Prendre l'éternité en flagrant délit.
Dans l'entrechoc du poème avec notre monde, parfois se reflète ce qui dépasse l'homme.
La vie longue à venir d'Yves Roullière recèle une attente impérieuse.
Pour qu'elle soit nôtre, il fallait en avoir fait autre chose qu'un balancement entre des sensations, des états d'âme, l'avoir référée au plus grand désir qui soit.
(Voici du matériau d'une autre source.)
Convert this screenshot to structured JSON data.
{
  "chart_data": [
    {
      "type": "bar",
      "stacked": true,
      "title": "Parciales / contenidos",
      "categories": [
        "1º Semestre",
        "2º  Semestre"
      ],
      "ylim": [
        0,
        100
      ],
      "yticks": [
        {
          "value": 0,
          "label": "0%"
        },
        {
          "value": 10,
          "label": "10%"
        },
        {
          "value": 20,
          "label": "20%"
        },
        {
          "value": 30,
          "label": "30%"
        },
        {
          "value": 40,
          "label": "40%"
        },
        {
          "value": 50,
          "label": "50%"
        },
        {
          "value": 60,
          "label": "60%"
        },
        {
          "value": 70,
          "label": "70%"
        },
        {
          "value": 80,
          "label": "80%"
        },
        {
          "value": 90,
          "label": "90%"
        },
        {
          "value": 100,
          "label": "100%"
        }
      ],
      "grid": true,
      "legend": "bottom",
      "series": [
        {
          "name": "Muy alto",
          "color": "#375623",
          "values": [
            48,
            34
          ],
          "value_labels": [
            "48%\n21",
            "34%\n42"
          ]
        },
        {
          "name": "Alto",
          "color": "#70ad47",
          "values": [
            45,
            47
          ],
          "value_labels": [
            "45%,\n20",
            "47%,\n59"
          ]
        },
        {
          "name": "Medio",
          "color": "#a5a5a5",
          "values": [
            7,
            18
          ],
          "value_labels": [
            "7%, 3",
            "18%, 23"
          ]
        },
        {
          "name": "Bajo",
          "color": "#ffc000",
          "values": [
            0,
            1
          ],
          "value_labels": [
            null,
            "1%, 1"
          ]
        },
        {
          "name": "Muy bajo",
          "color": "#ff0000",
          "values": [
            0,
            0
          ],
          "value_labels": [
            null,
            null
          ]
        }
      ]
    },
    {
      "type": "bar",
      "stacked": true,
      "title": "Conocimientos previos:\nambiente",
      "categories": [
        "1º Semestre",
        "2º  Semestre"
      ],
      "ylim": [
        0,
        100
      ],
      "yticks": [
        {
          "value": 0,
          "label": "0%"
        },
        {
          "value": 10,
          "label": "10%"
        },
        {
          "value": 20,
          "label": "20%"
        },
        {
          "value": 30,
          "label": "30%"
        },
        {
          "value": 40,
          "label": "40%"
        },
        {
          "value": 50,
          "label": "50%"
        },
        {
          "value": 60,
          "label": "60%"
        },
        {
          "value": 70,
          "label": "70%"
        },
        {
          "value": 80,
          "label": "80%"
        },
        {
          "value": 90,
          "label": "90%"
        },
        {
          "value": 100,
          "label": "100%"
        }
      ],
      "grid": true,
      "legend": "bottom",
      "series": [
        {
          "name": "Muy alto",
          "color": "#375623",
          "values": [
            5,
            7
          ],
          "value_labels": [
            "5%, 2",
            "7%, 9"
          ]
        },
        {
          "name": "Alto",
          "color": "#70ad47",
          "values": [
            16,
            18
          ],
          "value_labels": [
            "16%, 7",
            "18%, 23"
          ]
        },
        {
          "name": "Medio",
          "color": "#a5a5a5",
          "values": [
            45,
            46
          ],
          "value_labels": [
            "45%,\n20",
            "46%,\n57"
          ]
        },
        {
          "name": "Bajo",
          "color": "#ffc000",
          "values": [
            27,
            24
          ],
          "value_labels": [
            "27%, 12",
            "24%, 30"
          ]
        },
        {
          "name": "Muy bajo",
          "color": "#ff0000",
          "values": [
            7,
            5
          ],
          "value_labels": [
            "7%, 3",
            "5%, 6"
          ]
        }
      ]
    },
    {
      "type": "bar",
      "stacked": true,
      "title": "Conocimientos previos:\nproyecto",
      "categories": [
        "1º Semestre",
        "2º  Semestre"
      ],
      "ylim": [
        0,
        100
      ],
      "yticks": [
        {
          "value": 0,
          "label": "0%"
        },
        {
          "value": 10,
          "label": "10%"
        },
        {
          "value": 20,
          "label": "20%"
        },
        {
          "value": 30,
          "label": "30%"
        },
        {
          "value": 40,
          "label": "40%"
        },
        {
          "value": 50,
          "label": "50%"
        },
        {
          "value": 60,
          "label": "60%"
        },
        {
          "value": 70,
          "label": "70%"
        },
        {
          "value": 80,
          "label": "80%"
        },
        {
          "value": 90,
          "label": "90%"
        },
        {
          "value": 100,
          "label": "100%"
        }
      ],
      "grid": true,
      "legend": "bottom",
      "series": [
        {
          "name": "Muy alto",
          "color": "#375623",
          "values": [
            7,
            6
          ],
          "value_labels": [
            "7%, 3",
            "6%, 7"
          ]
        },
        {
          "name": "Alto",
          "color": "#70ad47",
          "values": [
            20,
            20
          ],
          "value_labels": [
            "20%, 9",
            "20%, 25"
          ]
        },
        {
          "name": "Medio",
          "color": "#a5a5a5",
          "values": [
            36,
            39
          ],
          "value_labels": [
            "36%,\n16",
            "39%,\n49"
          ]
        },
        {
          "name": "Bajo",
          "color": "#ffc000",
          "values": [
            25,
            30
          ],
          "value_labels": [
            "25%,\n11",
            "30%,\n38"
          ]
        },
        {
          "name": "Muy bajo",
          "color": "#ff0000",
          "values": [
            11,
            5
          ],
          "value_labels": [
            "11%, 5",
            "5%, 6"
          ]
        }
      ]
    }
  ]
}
C'est ce temps étrangement proche, insaisissable, qui a écrit un tel livre : des poèmes écrits entre 1987 et 2014, c'est-à-dire qu'il y a fallu toute une vie. Ils sont lestés. Après une parution numérique en 2015 sous le signe de Recours au poème, ils viennent de paraître chez Atopia, éditeur rennais qui pose avec ce volume l'impressionnante première pierre de sa collection « Les voix intérieures ». Comme un livre lui-même long à venir, pour des raisons parfaitement voulues par l'auteur, et comme une preuve que la poésie surgit d'eaux profondes et en des heures rares.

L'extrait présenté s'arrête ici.